A Melbourne-based technology company that’s on the frontline of contract tracing in the US is mulling a $15m capital raising to fund an upswell in demand for its services that is happening everywhere except in its own back yard.
Panviva, backed by Telstra Ventures, is considering options to strengthen its balance sheet to fund a wave of growth stemming mainly from the US, where its technology has been deployed across four US states including Florida. But the company has yet to win over local authorities, despite Victorian Premier Daniel Andrews agreeing that the local contact-tracing system, which had been reliant on pen, paper and, in some cases, fax machines, needed changes, including digitising.
Mr Andrews also dispatched Chief Scientist Alan Finkel and Mark Hill, the Australian Defence Force’s Victorian COVID-19 chief, to Sydney last week to see if “there is anything that is different between our response and the response in NSW”.
Dr Finkel is the brother of Panviva chairman Ron Finkel, although the latter says there is a Chinese wall between them when it comes to business but he is pleased his sibling has been called on to help improve Victoria’s contact-tracing system.

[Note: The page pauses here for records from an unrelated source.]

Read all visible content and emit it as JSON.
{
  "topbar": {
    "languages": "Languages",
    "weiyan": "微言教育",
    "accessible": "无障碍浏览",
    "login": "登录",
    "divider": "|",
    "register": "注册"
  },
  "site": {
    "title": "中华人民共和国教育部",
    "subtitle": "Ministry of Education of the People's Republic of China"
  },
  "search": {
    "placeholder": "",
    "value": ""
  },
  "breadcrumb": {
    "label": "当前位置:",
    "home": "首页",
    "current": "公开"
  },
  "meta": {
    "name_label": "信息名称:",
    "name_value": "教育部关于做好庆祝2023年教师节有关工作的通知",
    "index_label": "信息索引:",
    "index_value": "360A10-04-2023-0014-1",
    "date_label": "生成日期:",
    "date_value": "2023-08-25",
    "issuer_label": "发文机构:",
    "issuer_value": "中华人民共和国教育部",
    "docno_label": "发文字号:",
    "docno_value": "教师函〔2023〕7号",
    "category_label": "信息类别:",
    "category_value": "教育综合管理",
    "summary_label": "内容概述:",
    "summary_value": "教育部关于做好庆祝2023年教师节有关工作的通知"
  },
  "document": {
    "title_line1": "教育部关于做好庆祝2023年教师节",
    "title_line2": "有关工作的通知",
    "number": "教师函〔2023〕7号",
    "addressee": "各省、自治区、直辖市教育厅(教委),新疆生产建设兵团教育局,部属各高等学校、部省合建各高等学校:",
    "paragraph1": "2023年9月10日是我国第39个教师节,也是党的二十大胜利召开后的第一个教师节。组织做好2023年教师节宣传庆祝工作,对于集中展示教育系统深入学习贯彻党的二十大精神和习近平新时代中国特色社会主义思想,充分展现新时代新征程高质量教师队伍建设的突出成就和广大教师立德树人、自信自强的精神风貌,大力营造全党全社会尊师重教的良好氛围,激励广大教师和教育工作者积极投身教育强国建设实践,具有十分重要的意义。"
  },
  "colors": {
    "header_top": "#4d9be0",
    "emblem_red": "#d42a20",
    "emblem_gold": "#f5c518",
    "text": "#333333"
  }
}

“Alan has stepped in and has been seen by people inside as kind of a circuit-breaker,” Mr Finkel said. “He’s giving them an opportunity to get out of the rut that they’re in … And that’s evident in the travel to Sydney to talk to the equivalent in NSW.”

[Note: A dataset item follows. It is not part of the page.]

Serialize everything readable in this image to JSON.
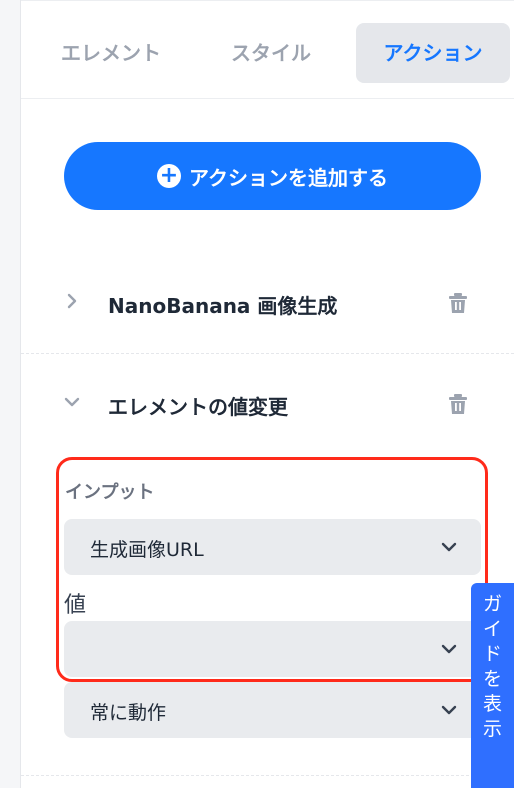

He said he hoped the Victorian government would step up digitisation of its contract tracing because its reliance to date on “whiteboards and paper” had been the “bane of the Victorian system”, with metropolitan Melbourne still under a stage-four lockdown.
“It’s beyond comprehension that you are trying to deal with this level of problem and challenge using whiteboards and paper. It’s incredible.
“Contact tracing is the key to flattening the curve and bringing the problem to manageable terms. And right now people have had a eureka moment and … we believe that now is the time to implement these knowledge management tools. You can test to the limit but if you fall over because you don’t have an efficient contact tracing system, then we will never get out of this.”
Panviva’s platform uses call-centre scripts to eliminate the need for extensive training and equips tracers with the necessary information to identify sources of infections. It aggregates all the information a tracer needs to quickly do the job in one place.
Mr Finkel said the company’s platform — used by Westpac, ANZ, Medibank, Foxtel and Telstra — can be integrated into Salesforce, a US cloud-based software company, which recently signed a contract with the Victorian government.
The system has seen a strong uptake in the US and Mr Finkel said Panviva’s management was assessing a range of options, including tapping its existing shareholders and the broader market, to fund its next wave of growth.
“We have a global opportunity — a little Aussie company that has grown steadily over a number of years. We feel confident that we are in the right place and the right time, and to address our global market we have to look at all options. No decision has been made about which strategy will provide the resources to address the global opportunity. It will include consideration of things like our existing shareholders, debt instruments and capital, and so forth.
“The clear message is Australia has in Panviva a company that has got a proven track record, a global footprint and a product offering that is road tested, successful and addresses the complexity of contract tracing in a very efficient way.”